Custos globais do cacau atingem a Mondelez e consumo desacelera nos EUA

A Mondelez International, dona de marcas como Lacta, Oreo e Trident, registrou alta de 3,4% na receita líquida orgânica no terceiro trimestre de 2025, impulsionada principalmente por reajustes de preços, mas teve seus lucros duramente pressionados pela disparada dos custos do cacau. O balanço divulgado na terça-feira (28) mostra que o lucro operacional ajustado da companhia recuou 33,5% em relação ao mesmo período do ano anterior, enquanto o lucro por ação ajustado caiu 24,2%. Ainda que as vendas tenham apresentado desempenho favorável em mercados desenvolvidos e emergentes, com crescimento de 1,2% e 7,1%, respectivamente, a margem operacional foi impactada pela inflação de insumos e pela demanda enfraquecida nos Estados Unidos, onde as receitas chegaram a cair 0,3% no consolidado regional.

No trimestre, o total de produtos comercializados diminuiu 4,6%, ao mesmo tempo em que os preços médios subiram cerca de 8%, evidenciando a sensibilidade do consumidor aos preços mais altos do chocolate e confeitaria. O resultado foi agravado pela escalada histórica do cacau nos últimos meses, que elevou custos industriais e provocou queda de 21,3% no lucro bruto ajustado.

O segmento de chocolates permaneceu como motor do crescimento da Mondelez, com aumento de 8,2% nas receitas orgânicas, apoiado majoritariamente pelos reajustes de preços. Já a unidade de biscoitos e snacks assados avançou apenas 1,2%, refletindo um ritmo mais lento de consumo, sobretudo no mercado norte-americano.

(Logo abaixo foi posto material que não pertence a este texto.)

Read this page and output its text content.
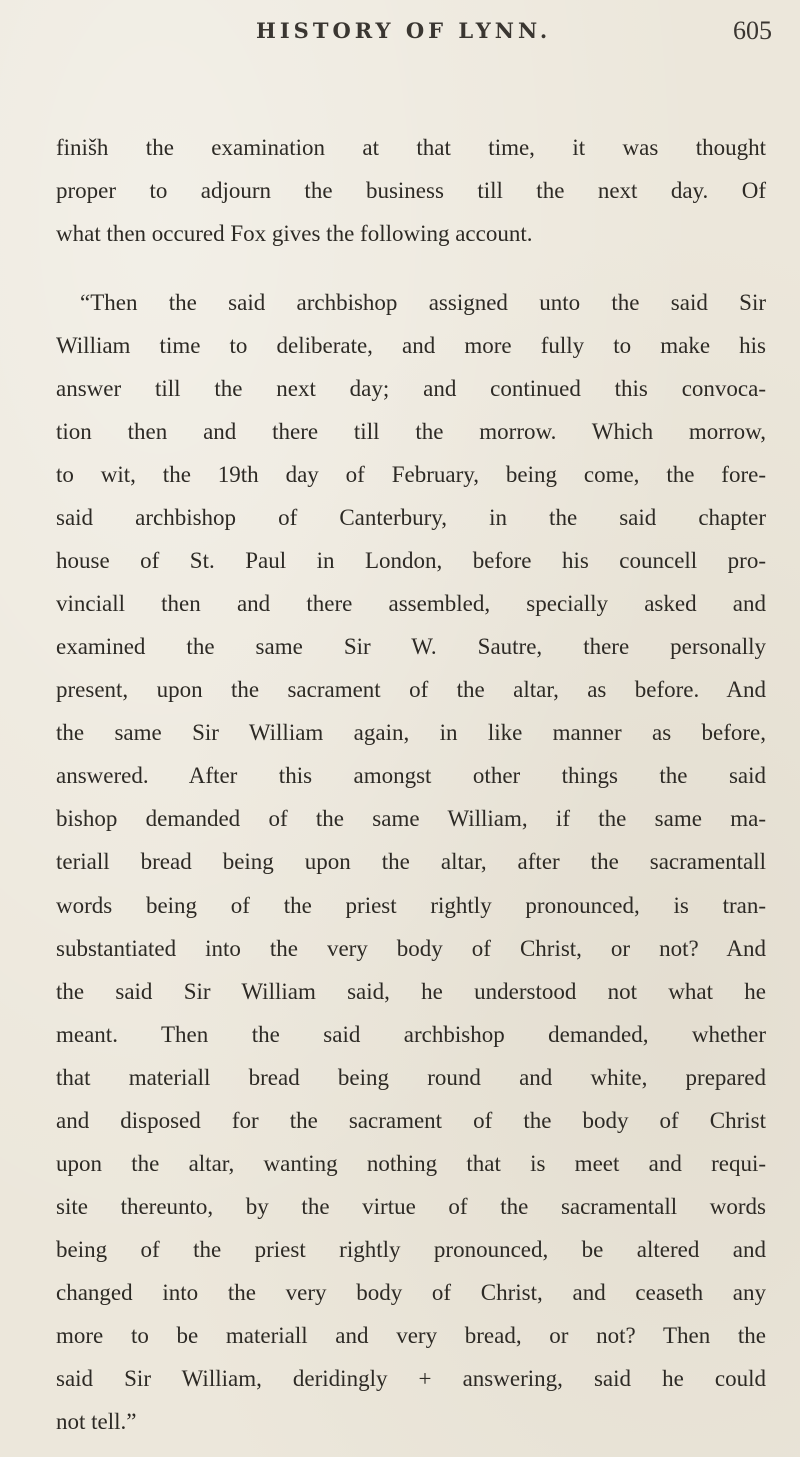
HISTORY OF LYNN.	605
finišh the examination at that time, it was thought
proper to adjourn the business till the next day. Of
what then occured Fox gives the following account.
“Then the said archbishop assigned unto the said Sir
William time to deliberate, and more fully to make his
answer till the next day; and continued this convoca-
tion then and there till the morrow. Which morrow,
to wit, the 19th day of February, being come, the fore-
said archbishop of Canterbury, in the said chapter
house of St. Paul in London, before his councell pro-
vinciall then and there assembled, specially asked and
examined the same Sir W. Sautre, there personally
present, upon the sacrament of the altar, as before. And
the same Sir William again, in like manner as before,
answered. After this amongst other things the said
bishop demanded of the same William, if the same ma-
teriall bread being upon the altar, after the sacramentall
words being of the priest rightly pronounced, is tran-
substantiated into the very body of Christ, or not? And
the said Sir William said, he understood not what he
meant. Then the said archbishop demanded, whether
that materiall bread being round and white, prepared
and disposed for the sacrament of the body of Christ
upon the altar, wanting nothing that is meet and requi-
site thereunto, by the virtue of the sacramentall words
being of the priest rightly pronounced, be altered and
changed into the very body of Christ, and ceaseth any
more to be materiall and very bread, or not? Then the
said Sir William, deridingly + answering, said he could
not tell.”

Em contrapartida, a América Latina foi destaque positivo, com alta de 4,7% na receita, seguida por Ásia, Oriente Médio e África, com 5%, e Europa, com 4%. Mesmo em um ambiente global adverso, a empresa informou que aproximadamente 70% de suas categorias de produtos ganharam ou sustentaram participação de mercado ao longo do ano.

Apesar do encolhimento das margens, a Mondelez reforçou sua solidez financeira ao reportar fluxo de caixa livre de US$ 1,2 bilhão no trimestre. Até setembro, já havia desembolsado US$ 1,9 bilhão em recompras de ações, a um preço médio de US$ 59, e distribuído outros US$ 1,8 bilhão em dividendos aos acionistas, mostrando compromisso com o retorno de capital.

Com o cenário ainda pressionado pelos custos do cacau, a companhia revisou suas projeções para 2025 e agora espera crescimento orgânico de receitas acima de 4%, porém com queda de aproximadamente 15% no lucro por ação ajustado, considerando base cambial constante. A expectativa de melhora mais consistente foi transferida para 2026, baseada na perspectiva de redução dos preços do cacau e provável superávit global na safra 2025/26, que vem contribuindo para a recente estabilização das cotações internacionais.

Para recuperar margens e competitividade, a Mondelez afirmou que intensificará investimentos em marcas e inovação, além de ampliar iniciativas de eficiência operacional, com foco especial na cadeia logística da América do Norte. Esses ajustes devem ajudar a companhia a atravessar um período marcado por forte pressão sobre custos e mudanças comportamentais no consumo de chocolate, ainda em adaptação ao novo patamar de preços no mercado global do cacau.